En el segundo piso del edificio San Alberto Hurtado, en las salas A, la obra “La sábana” del artista Nicolás Franco quedó instalada como muestra permanente en la Universidad Alberto Hurtado. La pieza se incorpora así a los espacios de la UAH como un lugar de memoria que permite mantener presente el trabajo de quienes, en plena dictadura, registraron con valentía las violaciones a los derechos humanos.

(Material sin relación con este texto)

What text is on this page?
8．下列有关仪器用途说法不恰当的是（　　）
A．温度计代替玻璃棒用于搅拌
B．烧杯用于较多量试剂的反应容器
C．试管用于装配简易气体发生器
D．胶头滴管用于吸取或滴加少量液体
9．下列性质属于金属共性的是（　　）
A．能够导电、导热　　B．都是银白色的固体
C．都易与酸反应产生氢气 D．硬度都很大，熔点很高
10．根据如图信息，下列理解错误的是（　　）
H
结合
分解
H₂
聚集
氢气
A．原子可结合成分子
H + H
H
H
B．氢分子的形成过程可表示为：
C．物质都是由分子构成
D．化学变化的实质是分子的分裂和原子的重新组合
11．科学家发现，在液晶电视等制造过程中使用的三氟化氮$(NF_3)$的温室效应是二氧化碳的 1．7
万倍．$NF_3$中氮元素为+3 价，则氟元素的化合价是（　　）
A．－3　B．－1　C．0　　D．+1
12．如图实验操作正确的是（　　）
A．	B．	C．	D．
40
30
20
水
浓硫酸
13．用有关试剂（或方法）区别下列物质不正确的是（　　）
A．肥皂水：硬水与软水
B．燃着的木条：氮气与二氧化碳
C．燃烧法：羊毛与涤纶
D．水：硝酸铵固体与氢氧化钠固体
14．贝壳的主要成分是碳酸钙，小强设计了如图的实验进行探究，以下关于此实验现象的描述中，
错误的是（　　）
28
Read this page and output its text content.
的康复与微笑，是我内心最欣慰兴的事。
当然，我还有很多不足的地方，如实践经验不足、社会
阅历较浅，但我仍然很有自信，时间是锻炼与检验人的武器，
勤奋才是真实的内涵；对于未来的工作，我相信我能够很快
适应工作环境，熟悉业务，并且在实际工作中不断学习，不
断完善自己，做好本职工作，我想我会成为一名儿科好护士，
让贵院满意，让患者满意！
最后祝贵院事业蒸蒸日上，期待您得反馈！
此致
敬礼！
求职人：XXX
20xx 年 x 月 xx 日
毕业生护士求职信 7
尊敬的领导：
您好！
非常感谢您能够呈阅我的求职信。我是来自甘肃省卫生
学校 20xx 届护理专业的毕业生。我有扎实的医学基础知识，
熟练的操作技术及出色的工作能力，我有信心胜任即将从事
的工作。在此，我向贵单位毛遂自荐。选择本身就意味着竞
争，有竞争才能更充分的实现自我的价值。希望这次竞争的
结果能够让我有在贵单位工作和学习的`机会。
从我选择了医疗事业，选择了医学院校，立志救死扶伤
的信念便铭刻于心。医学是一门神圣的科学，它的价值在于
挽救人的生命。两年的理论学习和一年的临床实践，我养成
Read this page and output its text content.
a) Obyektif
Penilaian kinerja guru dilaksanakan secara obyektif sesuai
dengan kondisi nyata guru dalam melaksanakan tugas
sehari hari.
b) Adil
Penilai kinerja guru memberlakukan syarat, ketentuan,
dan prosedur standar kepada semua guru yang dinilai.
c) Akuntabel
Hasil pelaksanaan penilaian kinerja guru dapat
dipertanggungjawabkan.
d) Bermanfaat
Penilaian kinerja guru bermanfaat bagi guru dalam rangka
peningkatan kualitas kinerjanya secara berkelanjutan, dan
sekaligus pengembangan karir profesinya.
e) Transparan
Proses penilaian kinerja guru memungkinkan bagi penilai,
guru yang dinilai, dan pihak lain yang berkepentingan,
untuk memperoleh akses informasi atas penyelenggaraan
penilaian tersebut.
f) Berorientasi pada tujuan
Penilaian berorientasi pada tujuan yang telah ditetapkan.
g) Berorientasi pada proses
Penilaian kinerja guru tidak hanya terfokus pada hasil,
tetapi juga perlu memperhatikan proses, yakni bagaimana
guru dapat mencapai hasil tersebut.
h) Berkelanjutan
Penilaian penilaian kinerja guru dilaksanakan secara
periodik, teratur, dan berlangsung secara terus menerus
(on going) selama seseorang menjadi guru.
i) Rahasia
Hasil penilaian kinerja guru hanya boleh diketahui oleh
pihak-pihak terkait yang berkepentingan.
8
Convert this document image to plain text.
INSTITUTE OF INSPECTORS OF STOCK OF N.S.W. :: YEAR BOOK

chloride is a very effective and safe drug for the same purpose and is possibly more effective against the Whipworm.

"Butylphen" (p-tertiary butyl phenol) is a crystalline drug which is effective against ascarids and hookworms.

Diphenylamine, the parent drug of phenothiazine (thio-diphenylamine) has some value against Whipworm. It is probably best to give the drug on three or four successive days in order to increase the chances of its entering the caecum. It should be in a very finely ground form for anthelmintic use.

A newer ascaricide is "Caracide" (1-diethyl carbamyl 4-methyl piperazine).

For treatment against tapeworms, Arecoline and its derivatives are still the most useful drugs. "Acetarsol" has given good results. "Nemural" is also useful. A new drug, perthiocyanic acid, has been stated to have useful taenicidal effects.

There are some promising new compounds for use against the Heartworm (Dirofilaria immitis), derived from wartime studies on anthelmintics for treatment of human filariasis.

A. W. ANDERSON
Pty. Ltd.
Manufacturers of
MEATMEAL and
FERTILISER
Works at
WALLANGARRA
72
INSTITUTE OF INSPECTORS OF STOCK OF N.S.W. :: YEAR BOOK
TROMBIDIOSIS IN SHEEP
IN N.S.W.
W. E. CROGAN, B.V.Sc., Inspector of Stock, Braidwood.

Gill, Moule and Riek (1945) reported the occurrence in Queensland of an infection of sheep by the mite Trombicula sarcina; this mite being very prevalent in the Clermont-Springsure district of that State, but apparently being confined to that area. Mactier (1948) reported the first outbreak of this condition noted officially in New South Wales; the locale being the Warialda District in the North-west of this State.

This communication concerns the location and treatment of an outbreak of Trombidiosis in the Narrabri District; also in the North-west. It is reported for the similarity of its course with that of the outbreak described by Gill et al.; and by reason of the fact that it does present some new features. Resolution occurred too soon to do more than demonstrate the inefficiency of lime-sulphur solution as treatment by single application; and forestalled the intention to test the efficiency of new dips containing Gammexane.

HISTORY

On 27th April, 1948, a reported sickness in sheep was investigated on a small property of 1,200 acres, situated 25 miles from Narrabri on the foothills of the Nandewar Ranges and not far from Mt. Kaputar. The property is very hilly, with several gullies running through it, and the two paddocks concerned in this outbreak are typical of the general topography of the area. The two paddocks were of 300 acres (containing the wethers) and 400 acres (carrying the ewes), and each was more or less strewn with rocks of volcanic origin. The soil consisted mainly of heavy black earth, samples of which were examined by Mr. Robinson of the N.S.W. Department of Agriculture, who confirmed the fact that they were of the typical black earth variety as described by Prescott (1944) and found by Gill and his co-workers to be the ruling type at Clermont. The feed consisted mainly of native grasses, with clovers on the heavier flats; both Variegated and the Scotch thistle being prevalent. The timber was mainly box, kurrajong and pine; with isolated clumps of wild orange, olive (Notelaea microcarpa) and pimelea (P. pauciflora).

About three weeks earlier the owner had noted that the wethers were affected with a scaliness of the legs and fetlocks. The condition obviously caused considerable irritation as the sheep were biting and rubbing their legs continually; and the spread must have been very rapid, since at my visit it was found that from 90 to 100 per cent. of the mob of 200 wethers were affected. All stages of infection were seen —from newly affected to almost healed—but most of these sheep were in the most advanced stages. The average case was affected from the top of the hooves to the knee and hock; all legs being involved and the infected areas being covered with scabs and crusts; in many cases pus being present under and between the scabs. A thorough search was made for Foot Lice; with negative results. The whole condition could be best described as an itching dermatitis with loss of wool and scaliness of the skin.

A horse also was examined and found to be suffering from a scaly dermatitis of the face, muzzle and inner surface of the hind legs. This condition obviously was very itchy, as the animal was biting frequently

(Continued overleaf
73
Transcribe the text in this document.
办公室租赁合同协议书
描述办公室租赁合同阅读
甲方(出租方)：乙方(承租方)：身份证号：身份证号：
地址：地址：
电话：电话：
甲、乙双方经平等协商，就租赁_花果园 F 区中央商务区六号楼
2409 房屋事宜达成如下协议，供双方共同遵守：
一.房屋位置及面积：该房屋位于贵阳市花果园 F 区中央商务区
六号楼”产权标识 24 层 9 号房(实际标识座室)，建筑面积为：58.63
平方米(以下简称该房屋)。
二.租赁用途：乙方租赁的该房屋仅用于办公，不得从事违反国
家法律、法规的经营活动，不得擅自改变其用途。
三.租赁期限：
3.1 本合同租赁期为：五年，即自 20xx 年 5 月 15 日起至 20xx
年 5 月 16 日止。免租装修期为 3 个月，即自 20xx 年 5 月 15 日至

La instalación fue posible gracias a la iniciativa y colaboración de distintas personas y equipos de la Universidad. Sandra Accatino, directora del Departamento de Arte de la Facultad de Filosofía y Humanidades, detalla el trabajo realizado para contar hoy con esta pieza de arte en nuestro campus: “Junto con destacar el trabajo del Centro de Derechos Humanos y la importancia fundamental que tuvo el proyecto liderado por Oriana Bernasconi y Elizabeth Lira, vale la pena enfatizar que para la Universidad Alberto Hurtado era una prioridad que la obra quedara instalada en un espacio abierto por el que transitan estudiantes, académicos y funcionarios”.
El trabajo de instalación fue realizado por la arquitecta y museógrafa Marisel Thumala, junto al equipo de la Dirección de Operaciones.
El arte y la memoria patrimonial
La instalación de La sábana de Nicolás Franco se vincula con el rescate de la memoria patrimonial de la Universidad y la importancia que tuvieron algunos de sus espacios en la oposición y resistencia a la dictadura. “El Comité Pro Paz fue conmemorado con el fresco “Memoria calcárea” de Pablo Walker SJ, inaugurado en 2023. También se rescataron y difundieron las diapositivas realizadas por Juan Maino —fotógrafo detenido desaparecido— para el Centro de Investigación y Desarrollo de la Educación (CIDE). Finalmente, la figura de José Aldunate SJ y de las revistas “No podemos callar” y “Policarpo” —ambas editadas por él—, han sido puestas en valor a través de su publicación en Ediciones UAH por Marcos Fernández y Martín Bernales, entre otras acciones en esa línea”, añade Sandra Accatino.
Para Lucía Stecher, vicerrectora de Investigación e Innovación de la UAH, “La sábana tiene un enorme valor simbólico, porque amplifica y da visibilidad a una forma de trabajo profundamente precaria, pero que se atrevió a registrar con valentía lo que estaba ocurriendo. Es muy importante como memoria de la sociedad, porque también permite valorizar la investigación académica y la potencia que adquiere cuando se encuentra con la mirada del artista”.
Para el próximo 30 de marzo está proyectado realizar la inauguración oficial de la instalación de esta obra, en el contexto de la conmemoración de los 50 años de la Vicaría de la Solidaridad, instancia que permitirá relevar el significado histórico, artístico y académico de esta pieza para la comunidad universitaria.
La obra y su historia
La sábana
Nicolás Franco, 2017
Tinta sobre pigmentos de archivo, resinas acrílicas y pintura acrílica sobre lino
260 x 780 centímetros
Texto curatorial escrito por el académico Sebastián Vidal:
La obra propone una reflexión sobre la memoria, el registro y la ausencia mediante un trabajo conceptual y pictórico que articula dos tipos de archivo: una base de datos elaborada por la Vicaría de la Solidaridad en 1976 para documentar violaciones a los derechos humanos y un conjunto de fotografías familiares del mismo año que retratan momentos de la infancia del artista.
El proyecto surge a partir de una iniciativa de diálogo entre las ciencias sociales y las artes visuales impulsada por el equipo del proyecto Tecnologías Políticas de la Memoria de la Universidad Alberto Hurtado. En ese marco, Nicolás Franco revisó cerca de 250 documentos provenientes de distintos organismos de defensa de los derechos humanos y seleccionó una matriz documental utilizada por la Vicaría de la Solidaridad para sistematizar información sobre víctimas de ejecuciones, torturas y desapariciones forzadas. Sus colaboradores la denominaban “la sábana”.
Franco articula ese archivo con uno de los últimos registros fotográficos que conserva junto a su madre, tomado cuando tenía cuatro años, poco antes de su fallecimiento. Al reunir ambos materiales en una pintura de gran formato, el artista propone una exploración profundamente conmovedora sobre la pérdida, el registro y la memoria.
El carácter monumental de la obra —que integra documentos políticos y recuerdos íntimos— amplifica su potencia evocadora y abre nuevas dimensiones para pensar la ausencia, el duelo y la memoria colectiva.